The dual-modality treatment yielded a 3-year tumor-specific survival rate of 92% and an overall survival rate of 85% in a cohort of 14 patients.
"We found that, if we treat patients with distant lymph node metastasis with inductive chemotherapy and see a response, then often these lesions are resectable," said Marcus Hack, MD, a urologic fellow working with Michael Stöckle, MD, at Saarland University Hospital in Homburg. "These patients had a very good prognosis after surgical resection of their metastasis-better than treatment with just chemotherapy."
"It's difficult to say which patients would benefit most from this approach, but I suspect that it may be patients with sole metastasis and small-volume metastasis who would show good response to the inductive chemotherapy," Dr. Hack said.
'New approach in urology' The 14 patients in the study were evenly divided between those with primary bladder tumors and those with upper-urinary-tract tumors. All but two underwent resection of their primary tumor before diagnosis of distant metastasis. The others had concurrent metastasectomy with cystectomy.
The site of metastasis was the distant lymph nodes in 11 patients and the lungs in three others, while one patient also had metastatic disease in an adrenal gland.
Five patients received gemcitabine-based chemotherapy (Gemzar) to optimal response as pre-emptive treatment before metastasectomy.

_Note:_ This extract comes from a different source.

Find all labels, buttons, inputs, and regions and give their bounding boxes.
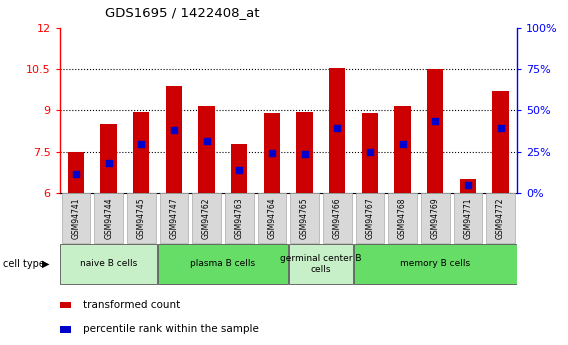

The other nine had received adjuvant chemotherapy for their resected primary tumors, and seven underwent additional chemotherapy after metastasectomy.
Tumor recurrence was observed in three of the 14 patients at mean follow-up of 19 months, starting from the time of diagnosis of metastatic disease. Chemotherapy and surgery were reapplied in one of those patients and were well tolerated.
In all, three patients died during the course of the study. One death was tumor-related, while two died of other causes.
"This is a new approach in urology," Dr. Hack said at the AUA annual meeting. "If you have metastasis, normally you would use palliative chemotherapy and then stop treatment. Now some groups are trying to resect this metastasis in patients who respond to inductive chemotherapy."
One such group is at the University of Texas M.D. Anderson Cancer Center in Houston. Researchers there examined 31 patients with metastatic urothelial cancer who underwent surgery after undergoing chemotherapy. They found that the median survival from time of metastasectomy was 23 months, and the 5-year survival rate was 33%, suggesting that resection may contribute to long-term disease control when integrated with chemotherapy.